Corona-Karneval Jetzt ist klar, wo der Kölner Rosenmontagszug stattfinden soll

FC-Profis auf dem Wagen im Kölner Rosenmontagszug 2020

Ob der 1. FC Köln auch dabei ist? Das Archivfoto zeigt die Bundesliga-OProfis auf dem Wagen im Rosenmontagszug 2020.

Jetzt ist es raus: Der Kölner Rosenmontagszug soll als Rosenmontagsfest 2022 im Stadion stattfinden.

Kölns Zochleiter Holger Kirsch hat sich festgelegt – vorerst. Das „Rosenmontagsfest“ 2022 soll unter dem Eindruck der Corona-Pandemie im Stadion stattfinden.

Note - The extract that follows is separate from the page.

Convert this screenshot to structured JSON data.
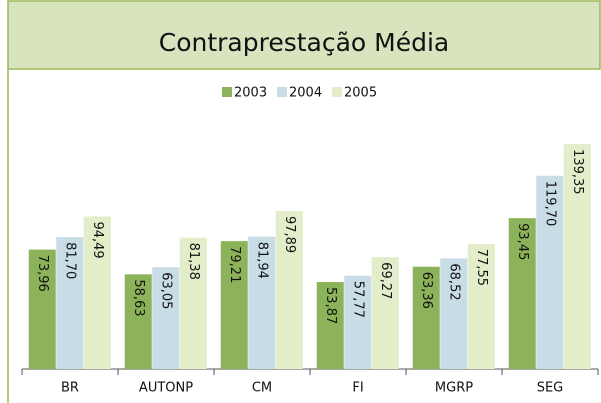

„Gemeinsam mit meinem Team arbeiten wir aktuell an mehreren Alternativformaten gleichzeitig“, schreibt Kirsch in einem Infobrief an Präsidenten und Zugwarte. Und das, „ohne zu wissen, ob uns das Infektionsgeschehen im Februar überhaupt irgendeine Möglichkeit der Umsetzung bietet.“

Köln: Rosenmontagsfest im Stadion

Aber: Nun setzt man bei der Zochleitung voll und ganz auf ein „Rosenmontagsfest“ im Rheinenergie-Stadion in Müngersdorf! „Wie ihr sicherlich aus der Presse erfahren habt, ist auch ein Rosenmontagsfest im Stadion mit oder ohne Zuschauer Teil unserer Überlegung“, schreibt Kirsch weiter: „Hierfür würde ich gerne eure Bereitschaft zur Mitwirkung erfragen.“

Kölns Zugleiter Holger Kirsch

Daumen hoch für ein bisschen Normalität: Zugleiter Holger Kirsch 2020.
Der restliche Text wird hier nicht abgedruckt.